The API allows applications to request streams from specific physical sub-cameras.
Dual Streaming
An app can attach target Surfaces explicitly associated with a physical camera ID to a logical camera request.
// Creating an OutputConfiguration tied to a specific physical sensor
OutputConfiguration physicalConfig = new OutputConfiguration(surface);
physicalConfig.setPhysicalCameraId(specificPhysicalId);
// Add to session configuration
SessionConfiguration sessionConfig = new SessionConfiguration(
SessionConfiguration.SESSION_REGULAR,
Arrays.asList(mainConfig, physicalConfig),
executor, callback);
The HAL must ensure synchronized capture across the active physical sensors, providing timestamps that align precisely to facilitate computational fusion algorithms.
Automotive: External View System (EVS)
In automotive contexts, camera systems serve safety-critical functions, most notably the rearview (backup) camera and surround-view systems.
The standard Camera Service is heavily tied to the Android framework, meaning it requires SurfaceFlinger, Binder, and the Java runtime to be fully initialized before displaying a frame. This boot process takes seconds, which violates automotive safety regulations requiring the rearview camera to display video within a fraction of a second (typically < 2 seconds) of the vehicle being turned on and shifted into reverse.
The EVS Solution
Android Automotive introduces the External View System (EVS) to bypass the standard heavy framework. EVS is a lightweight, specialized camera stack designed for rapid initialization and minimal overhead.
ExternalViewSystem (EVS) HAL
The EVS subsystem consists of its own HAL and native services, operating independently of the standard CameraService.
Architecture
- Early Boot Execution: The EVS service (
evsmanager) starts extremely early in the init sequence, long before the Android UI framework is ready. - EVS HAL (
IEvsCamera): This HAL is specifically designed for simple video streaming. It lacks the complex metadata, 3A controls, and deep stream configuration negotiation of Camera HAL3. Its primary job is to get raw frames from a V4L2 device and pass them along as quickly as possible. - EVS Display (
IEvsDisplay): EVS interacts directly with the hardware composer (HWC) or kernel DRM/KMS drivers to display frames, completely bypassing SurfaceFlinger. This ensures frames hit the screen immediately.
Workflow Example
- Vehicle shifted to reverse.
- The Vehicle HAL signals the EVS manager.
- EVS manager requests
IEvsCamera->startVideoStream(). - Frames stream directly from the camera driver, through the EVS HAL, and are composited directly to the screen via
IEvsDisplay. - Once the standard Android framework finishes booting and the user shifts out of reverse, the EVS system can yield control of the display and camera resources back to the standard Android subsystem.
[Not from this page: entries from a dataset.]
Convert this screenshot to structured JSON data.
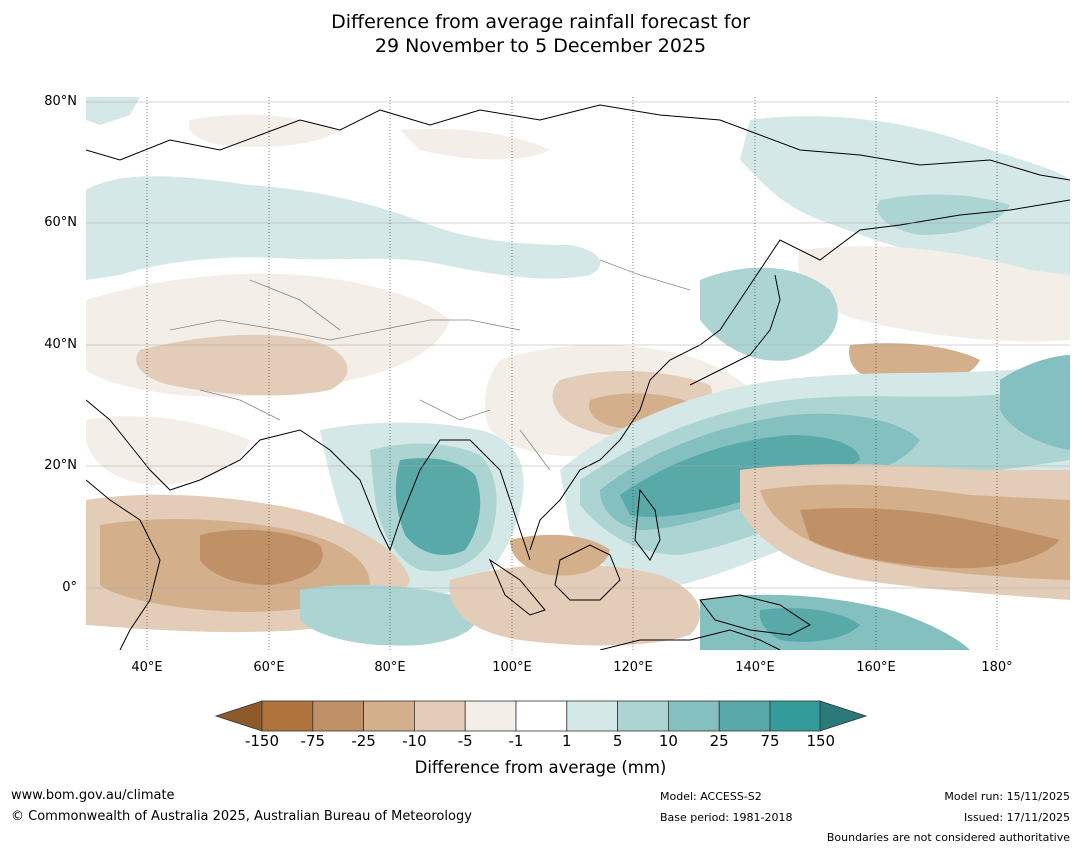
{
  "title_line1": "Difference from average rainfall forecast for",
  "title_line2": "29 November to 5 December 2025",
  "lat_labels": [
    "80°N",
    "60°N",
    "40°N",
    "20°N",
    "0°"
  ],
  "lon_labels": [
    "40°E",
    "60°E",
    "80°E",
    "100°E",
    "120°E",
    "140°E",
    "160°E",
    "180°"
  ],
  "colorbar": {
    "labels": [
      "-150",
      "-75",
      "-25",
      "-10",
      "-5",
      "-1",
      "1",
      "5",
      "10",
      "25",
      "75",
      "150"
    ],
    "colors": [
      "#ae743b",
      "#c09166",
      "#d3af8c",
      "#e4cdb8",
      "#f3eee8",
      "#ffffff",
      "#d4e8e7",
      "#acd4d3",
      "#84c0bf",
      "#5aa9a9",
      "#339b99"
    ],
    "low_extend_color": "#8f5a2a",
    "high_extend_color": "#2b7978",
    "title": "Difference from average (mm)"
  },
  "footer": {
    "website": "www.bom.gov.au/climate",
    "copyright": "© Commonwealth of Australia 2025, Australian Bureau of Meteorology",
    "model": "Model: ACCESS-S2",
    "base_period": "Base period: 1981-2018",
    "model_run": "Model run: 15/11/2025",
    "issued": "Issued: 17/11/2025",
    "disclaimer": "Boundaries are not considered authoritative"
  }
}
// Conceptual flow in EVS Client
sp<IEvsEnumerator> evs = IEvsEnumerator::getService();
sp<IEvsCamera> camera = evs->openCamera(cameraId);
sp<IEvsDisplay> display = evs->openDisplay();
// Set up callback to receive frames
camera->setMaxFramesInFlight(2);
camera->startVideoStream(myFrameReceiver);
// In the receiver callback, frames are passed directly to the display
Return<void> receiveFrames(const hidl_vec<BufferDesc>& buffers) {
display->returnDisplayBuffer(buffers[0]);
return Void();
}
The EVS stack highlights Android's flexibility in providing specialized subsystems tailored for the strict latency and safety requirements of the automotive industry.